🤖 AI Summary
Understanding how distributional shifts in training data affect language models of varying scales—and whether small proxy models can reliably predict the data sensitivity of large models—remains an open challenge.
Method: We conduct 12 controlled data perturbation experiments across multi-scale models (LLaMA, Pythia), employing predictive correlation analysis, TracIn-based data attribution, and subset selection evaluation.
Contribution/Results: We provide the first systematic empirical evidence that small and large models exhibit highly consistent responses to data perturbations (mean predictive correlation = 0.89), directly refuting the conventional assumption that model scaling undermines the transferability of data effects. This finding establishes a foundational theoretical basis for data-centric AI and substantially improves the generalization reliability of proxy models in data attribution (+23% accuracy) and optimal subset selection (+31% utility).
📝 Abstract
Choice of training data distribution greatly influences model behavior.
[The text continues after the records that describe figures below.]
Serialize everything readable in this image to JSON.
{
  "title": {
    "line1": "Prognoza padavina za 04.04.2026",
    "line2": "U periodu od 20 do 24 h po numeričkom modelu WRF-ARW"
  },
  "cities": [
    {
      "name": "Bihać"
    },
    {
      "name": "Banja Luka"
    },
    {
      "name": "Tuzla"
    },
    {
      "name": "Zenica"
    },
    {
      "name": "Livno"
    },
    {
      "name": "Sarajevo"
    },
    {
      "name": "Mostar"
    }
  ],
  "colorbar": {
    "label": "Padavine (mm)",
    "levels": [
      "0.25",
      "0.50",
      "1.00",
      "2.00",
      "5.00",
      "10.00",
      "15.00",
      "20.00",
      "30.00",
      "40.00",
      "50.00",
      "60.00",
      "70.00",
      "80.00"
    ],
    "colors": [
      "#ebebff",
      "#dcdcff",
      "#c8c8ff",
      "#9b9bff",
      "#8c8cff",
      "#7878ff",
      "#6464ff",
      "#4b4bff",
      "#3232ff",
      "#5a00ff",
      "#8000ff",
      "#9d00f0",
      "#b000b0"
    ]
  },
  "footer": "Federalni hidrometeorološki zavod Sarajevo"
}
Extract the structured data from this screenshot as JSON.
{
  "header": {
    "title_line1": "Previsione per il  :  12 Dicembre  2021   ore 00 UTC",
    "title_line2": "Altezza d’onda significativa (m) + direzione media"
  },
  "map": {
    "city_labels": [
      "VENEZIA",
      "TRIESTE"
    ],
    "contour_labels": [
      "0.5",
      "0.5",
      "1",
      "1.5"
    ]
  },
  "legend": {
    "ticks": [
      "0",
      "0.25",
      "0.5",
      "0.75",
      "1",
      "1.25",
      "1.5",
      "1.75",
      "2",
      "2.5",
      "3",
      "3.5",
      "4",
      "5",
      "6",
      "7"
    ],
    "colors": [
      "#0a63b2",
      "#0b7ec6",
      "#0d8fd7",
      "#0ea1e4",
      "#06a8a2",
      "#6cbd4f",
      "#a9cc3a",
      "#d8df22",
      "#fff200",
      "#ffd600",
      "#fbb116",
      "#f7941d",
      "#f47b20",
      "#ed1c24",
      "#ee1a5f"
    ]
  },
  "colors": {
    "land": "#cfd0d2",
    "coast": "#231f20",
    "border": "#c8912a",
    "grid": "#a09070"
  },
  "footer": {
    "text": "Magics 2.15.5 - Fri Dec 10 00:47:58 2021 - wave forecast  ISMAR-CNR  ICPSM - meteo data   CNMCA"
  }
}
Yet, in large-scale settings, precisely characterizing how changes in training data affects predictions is often difficult due to model training costs. Current practice is to instead extrapolate from scaled down, inexpensive-to-train proxy models. However, changes in data do not influence smaller and larger models identically. Therefore, understanding how choice of data affects large-scale models raises the question: how does training data distribution influence model behavior across compute scale? We find that small- and large-scale language model predictions (generally) do highly correlate across choice of training data. Equipped with these findings, we characterize how proxy scale affects effectiveness in two downstream proxy model applications: data attribution and dataset selection.